6 Mart 2010 Cumartesi

Yapmalıyız…


Yoksulluk kanına işler insanın… Canını yakar, sessiz bırakır, yaralar. Mahurdur elbet ama söz konusu evlat, anne, baba olursa da içine atarsın çaresizliğini, gözünden süzülmesini önleyemediğin gözyaşlarına gizler susarsın. Öyle bir susmadır ki, Ana baba parasıyla eli cebinde ahkam kesenlere de, satılığa çıkarılmış insanlıkların bol sıfırlı karşılıklarına da aynı tarifeden işlem yaparsınız.
         
Uzun süre "Neden hep kötüler kazanıyor?" sorusuna bulamadığın cevabın, döndüremediğin şansın, dönemediğin köşenin, güldüremediğin bahtının sorumlusunu ararsın fellek fellek. Bir zaman sonra soru da sormaz olursun. Aranan cevap bulunmuştur çünkü. Niyazi Mısri'nin sözlerinde olduğu gibi: "Derman aradım derdime, derdim bana derman imiş,
         
Bürhan (tanık) aradım aslıma, aslım bana bürhan (tanık) imiş" Sorumlusunun bolca olduğu, sorunların arasında, sormak ya da sorgulamak ürkekliğinde sürdürülen yaşamsal sıkışmışlıklar başrollerde günümüzde. Adına yaşam denilen bir mücadelenin içinde kişiselliğimize vurduğumuz demin, acı veren hazzını yaşıyoruz. Ya da öyle sanıyoruz. Artık anlamak, kabullenmek gerek.
         
Bu ülkenin işsiz ya da yardıma muhtaç zümresi sadece yardım programlarına çıkanlardan ibaret değil. Sessiz köşelerinde önüne geçemedikleri gururlardan, kan kusup kızılcık şerbeti içtim diyenler de var. Samsun'da var, Bafra'da var, Karadeniz'de var, Türkiye'de var, Dünya'da var.

Birilerinin bir saatlik yat gezisinde harcadıklarıyla bir ömür geçinmek zorunda kalanlar da var. Gün ağarmadan bir iş bulup çalışmak hayaliyle yollara dökülenler de, yattığı yerden kazananlar da.
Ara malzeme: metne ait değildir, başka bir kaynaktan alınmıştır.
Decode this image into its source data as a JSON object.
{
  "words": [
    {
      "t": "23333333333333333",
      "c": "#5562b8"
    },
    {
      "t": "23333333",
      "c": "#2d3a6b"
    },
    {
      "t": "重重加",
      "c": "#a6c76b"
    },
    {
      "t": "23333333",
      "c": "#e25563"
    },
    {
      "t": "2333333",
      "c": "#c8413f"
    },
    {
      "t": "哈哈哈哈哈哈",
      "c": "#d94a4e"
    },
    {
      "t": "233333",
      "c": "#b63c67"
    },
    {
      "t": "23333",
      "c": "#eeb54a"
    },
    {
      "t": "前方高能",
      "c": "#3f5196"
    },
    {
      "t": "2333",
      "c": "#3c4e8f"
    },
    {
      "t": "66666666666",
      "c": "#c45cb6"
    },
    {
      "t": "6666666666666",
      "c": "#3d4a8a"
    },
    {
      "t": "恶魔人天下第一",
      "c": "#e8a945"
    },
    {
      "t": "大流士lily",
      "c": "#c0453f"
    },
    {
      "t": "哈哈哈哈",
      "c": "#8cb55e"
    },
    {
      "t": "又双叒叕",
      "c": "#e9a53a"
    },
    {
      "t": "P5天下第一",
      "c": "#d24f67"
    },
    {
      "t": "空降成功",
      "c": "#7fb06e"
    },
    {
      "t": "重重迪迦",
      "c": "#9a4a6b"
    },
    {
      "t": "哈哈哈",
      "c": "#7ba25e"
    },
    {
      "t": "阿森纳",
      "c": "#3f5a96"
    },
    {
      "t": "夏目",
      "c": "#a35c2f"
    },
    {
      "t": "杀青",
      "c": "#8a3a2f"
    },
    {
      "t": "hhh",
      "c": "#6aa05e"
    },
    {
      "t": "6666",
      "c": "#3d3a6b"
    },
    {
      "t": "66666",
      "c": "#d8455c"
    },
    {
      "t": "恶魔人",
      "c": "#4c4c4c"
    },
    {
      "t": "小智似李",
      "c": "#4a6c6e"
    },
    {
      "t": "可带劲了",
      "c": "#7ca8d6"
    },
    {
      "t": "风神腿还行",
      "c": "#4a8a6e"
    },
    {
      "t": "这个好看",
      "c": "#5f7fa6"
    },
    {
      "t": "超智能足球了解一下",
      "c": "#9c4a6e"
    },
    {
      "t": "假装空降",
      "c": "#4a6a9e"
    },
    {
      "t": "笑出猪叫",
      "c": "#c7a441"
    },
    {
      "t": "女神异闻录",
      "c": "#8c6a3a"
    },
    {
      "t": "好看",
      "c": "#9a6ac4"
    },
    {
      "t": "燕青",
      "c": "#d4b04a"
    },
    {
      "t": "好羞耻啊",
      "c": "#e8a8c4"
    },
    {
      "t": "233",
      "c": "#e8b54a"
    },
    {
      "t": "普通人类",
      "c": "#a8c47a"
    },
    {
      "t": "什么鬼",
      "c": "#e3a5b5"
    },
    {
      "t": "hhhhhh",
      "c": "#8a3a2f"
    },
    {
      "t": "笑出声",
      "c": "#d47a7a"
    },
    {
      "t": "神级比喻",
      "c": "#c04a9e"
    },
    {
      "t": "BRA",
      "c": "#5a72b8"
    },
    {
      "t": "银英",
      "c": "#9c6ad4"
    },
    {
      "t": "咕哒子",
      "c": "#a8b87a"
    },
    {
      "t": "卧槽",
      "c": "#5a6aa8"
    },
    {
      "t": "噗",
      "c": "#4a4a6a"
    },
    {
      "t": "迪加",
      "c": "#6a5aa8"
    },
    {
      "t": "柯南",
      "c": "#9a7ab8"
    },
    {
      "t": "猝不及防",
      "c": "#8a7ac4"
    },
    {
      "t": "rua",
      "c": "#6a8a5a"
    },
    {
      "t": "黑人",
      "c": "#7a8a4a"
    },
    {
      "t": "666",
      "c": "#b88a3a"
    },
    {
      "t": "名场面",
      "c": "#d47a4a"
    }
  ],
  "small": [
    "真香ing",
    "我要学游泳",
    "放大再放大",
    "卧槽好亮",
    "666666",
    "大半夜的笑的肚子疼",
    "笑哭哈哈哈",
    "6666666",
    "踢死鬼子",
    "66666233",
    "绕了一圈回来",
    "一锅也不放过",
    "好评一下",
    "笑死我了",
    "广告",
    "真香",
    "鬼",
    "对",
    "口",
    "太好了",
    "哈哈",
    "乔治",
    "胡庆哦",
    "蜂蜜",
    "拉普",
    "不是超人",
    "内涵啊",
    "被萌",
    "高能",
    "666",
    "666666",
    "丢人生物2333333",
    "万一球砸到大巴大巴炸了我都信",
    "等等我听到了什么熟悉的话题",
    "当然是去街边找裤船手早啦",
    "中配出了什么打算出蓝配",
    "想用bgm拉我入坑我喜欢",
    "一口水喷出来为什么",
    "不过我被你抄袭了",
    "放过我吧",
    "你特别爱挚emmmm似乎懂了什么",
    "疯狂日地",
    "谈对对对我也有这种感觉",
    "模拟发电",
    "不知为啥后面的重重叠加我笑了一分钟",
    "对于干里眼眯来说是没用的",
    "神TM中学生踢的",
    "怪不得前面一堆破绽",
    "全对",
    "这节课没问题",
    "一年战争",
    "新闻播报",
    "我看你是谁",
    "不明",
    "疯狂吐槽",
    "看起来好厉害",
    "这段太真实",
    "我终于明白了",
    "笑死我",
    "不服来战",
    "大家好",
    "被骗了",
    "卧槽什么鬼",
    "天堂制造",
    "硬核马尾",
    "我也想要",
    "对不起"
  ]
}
Gamsız, kedersiz kahkaha kenar süslü yaşamlar da var, tebessümleri gün be gün yüzünde donup kalanlar da.

Yoksulluk kader değil belki, evet çalışana ekmek var her yerde. Peki ama verdiği tüm mücadeleye rağmen uzanamadığı bir dilim ekmek yüzünden solan yaşamlar da yok mu?
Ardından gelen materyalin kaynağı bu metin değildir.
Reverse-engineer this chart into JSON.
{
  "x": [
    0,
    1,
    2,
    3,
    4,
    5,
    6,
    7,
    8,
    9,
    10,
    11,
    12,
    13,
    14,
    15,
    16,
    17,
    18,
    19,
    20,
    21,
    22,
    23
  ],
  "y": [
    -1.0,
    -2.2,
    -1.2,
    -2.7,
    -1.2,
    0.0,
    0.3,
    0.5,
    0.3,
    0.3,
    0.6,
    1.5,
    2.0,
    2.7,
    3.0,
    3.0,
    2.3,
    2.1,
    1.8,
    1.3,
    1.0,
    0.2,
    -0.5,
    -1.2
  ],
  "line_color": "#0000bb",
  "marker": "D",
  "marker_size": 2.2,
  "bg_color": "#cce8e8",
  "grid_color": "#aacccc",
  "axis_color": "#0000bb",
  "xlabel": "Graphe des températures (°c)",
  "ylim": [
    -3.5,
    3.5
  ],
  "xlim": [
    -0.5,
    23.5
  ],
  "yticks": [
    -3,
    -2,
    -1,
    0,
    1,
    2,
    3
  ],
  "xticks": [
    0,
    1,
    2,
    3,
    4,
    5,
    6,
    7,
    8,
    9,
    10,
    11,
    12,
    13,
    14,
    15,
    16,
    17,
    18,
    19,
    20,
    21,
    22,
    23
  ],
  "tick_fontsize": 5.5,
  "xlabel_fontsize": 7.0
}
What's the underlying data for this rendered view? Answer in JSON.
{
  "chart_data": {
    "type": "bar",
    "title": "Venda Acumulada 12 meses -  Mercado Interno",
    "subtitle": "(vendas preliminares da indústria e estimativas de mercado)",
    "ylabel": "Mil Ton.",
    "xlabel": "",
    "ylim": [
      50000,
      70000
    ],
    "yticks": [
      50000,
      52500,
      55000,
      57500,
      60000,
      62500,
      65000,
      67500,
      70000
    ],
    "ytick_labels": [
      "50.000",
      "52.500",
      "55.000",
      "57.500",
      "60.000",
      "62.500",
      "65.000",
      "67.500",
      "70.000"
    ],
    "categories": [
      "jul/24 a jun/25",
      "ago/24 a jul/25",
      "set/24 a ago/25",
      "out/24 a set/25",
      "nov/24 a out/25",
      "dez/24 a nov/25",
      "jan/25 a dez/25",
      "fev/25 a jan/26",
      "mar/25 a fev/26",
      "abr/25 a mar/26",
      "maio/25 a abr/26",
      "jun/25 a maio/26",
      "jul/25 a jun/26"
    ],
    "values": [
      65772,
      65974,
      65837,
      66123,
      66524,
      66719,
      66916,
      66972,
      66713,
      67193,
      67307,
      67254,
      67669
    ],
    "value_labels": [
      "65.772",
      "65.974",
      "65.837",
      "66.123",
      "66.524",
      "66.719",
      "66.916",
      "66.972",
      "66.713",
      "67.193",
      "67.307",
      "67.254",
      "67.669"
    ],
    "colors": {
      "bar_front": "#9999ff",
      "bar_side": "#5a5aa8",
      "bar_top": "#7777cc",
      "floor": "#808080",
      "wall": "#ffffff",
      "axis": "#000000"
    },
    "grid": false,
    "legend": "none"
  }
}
Bir iş ve bir dilim ekmek uğruna düşülen yolların, çıkmaz sokaklara kesiştiği yerlerin son durakları olan kahvehaneler günümüzde artık sadece eğlence mekanı mıdır? Yoksa; çaresiz çoğunluğun alakasız sohbetler eşliğinde hüküm sürdüğü sığınma yerleri mi?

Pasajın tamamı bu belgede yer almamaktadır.